Kirk wore a flowing black dress that shimmered in the day’s warm breeze. She unwrapped a bright red shawl from around her shoulders, laid it upon the green grass and demurely sat down on the shawl. Gabriel Martinez, head and shoulders erect, followed behind Kirk. When he reached her, he gracefully bent down to Kirk. Their fingertips touched. Kirk rose from the lawn as if in a early Spring day dream and the two danced across the lawn.
“I represented a gust of wind that carried a memory,” said Martinez, who along with Kirk, are both members of the Carrboro Modern Dance Company. “I’m not really there. That’s the idea.”
Martinez’s description of the dance he and Kirk performed may be an apt metaphor for Carrboro residents’ insistence on the little town’s otherworldliness.
For 20 years, on the first Sunday in May, residents have gathered on the town hall grounds to celebrate the things that makes the little town just southwest of Chapel Hill one of the most interesting places in North Carolina.
Sunday was a grand day for a festival and Carrboro was flush with color and activity in celebration of itself. Along with music provided by a lap steel guitarist, bluegrass by the Swift Creek band, Celtic rock music and poetry, town librarians hosted a book sale, the town’s garden clubs handed out free plants and experts educated passersby on the benefits of solar heating and recycling. And a couple of town historians sat on Town Hall’s steps and watched children romp on the front lawn.
“A lot of people think Carrboro is a mill town,” said Richard Ellington, who along with Dave Otto, has written two books about Carrboro’s history. “It was a mining town.
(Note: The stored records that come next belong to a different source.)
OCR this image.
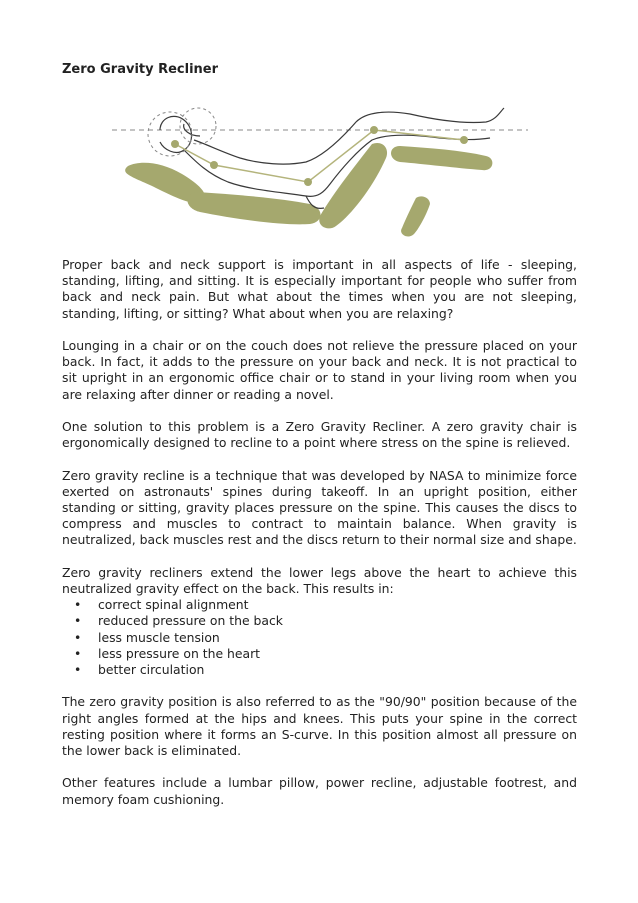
Zero Gravity Recliner

Proper back and neck support is important in all aspects of life - sleeping, standing, lifting, and sitting. It is especially important for people who suffer from back and neck pain. But what about the times when you are not sleeping, standing, lifting, or sitting? What about when you are relaxing?

Lounging in a chair or on the couch does not relieve the pressure placed on your back. In fact, it adds to the pressure on your back and neck. It is not practical to sit upright in an ergonomic office chair or to stand in your living room when you are relaxing after dinner or reading a novel.

One solution to this problem is a Zero Gravity Recliner. A zero gravity chair is ergonomically designed to recline to a point where stress on the spine is relieved.

Zero gravity recline is a technique that was developed by NASA to minimize force exerted on astronauts' spines during takeoff. In an upright position, either standing or sitting, gravity places pressure on the spine. This causes the discs to compress and muscles to contract to maintain balance. When gravity is neutralized, back muscles rest and the discs return to their normal size and shape.

Zero gravity recliners extend the lower legs above the heart to achieve this neutralized gravity effect on the back. This results in:

• correct spinal alignment
• reduced pressure on the back
• less muscle tension
• less pressure on the heart
• better circulation

The zero gravity position is also referred to as the "90/90" position because of the right angles formed at the hips and knees. This puts your spine in the correct resting position where it forms an S-curve. In this position almost all pressure on the lower back is eliminated.

Other features include a lumbar pillow, power recline, adjustable footrest, and memory foam cushioning.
Iron was mined here ... There’s a subdivision there now called Ironwoods, where the mining took place.”
The tiny town, named after wealthy industrialist Julian Shakespeare Carr, has a population just under 21,000. Still, with its “Paris of the Piedmont” philosophy, the residents fully embrace the arts and healthy living to bring its communities together.
Carrboro also had its own poetry council and a poet laureate, Celisa Steele, who read her poem, “Gabriel At The Bar,” in honor of the festival’s musical theme.
The poem describes a magnificent angel rendered ordinary, whose calls his trips to neighborhood bars far and wide “holy homework.” In an empty bar, a lady bartender watches a muted TV and Gabriel listens to songs of love from a jukebox. The country songs transfix Gabriel, who decides if he returns to Earth as a human, he would want a girl baby that he could name, “Loretta, Tammy or Patsy.”
Afterward, Smith, who has served as the town’s poet laureate for the past eight years, says there is a “fine balance” when it comes to Carrboro’s retaining its charm, while not being too unduly influenced by an influx of wealthier neighbors moving into town from next door Chapel Hill.
“The town can’t remain the same,” Smith said. “We have to indoctrinate them into the Carrboro Way so that they will appreciate the things that make Carrboro, Carrboro.”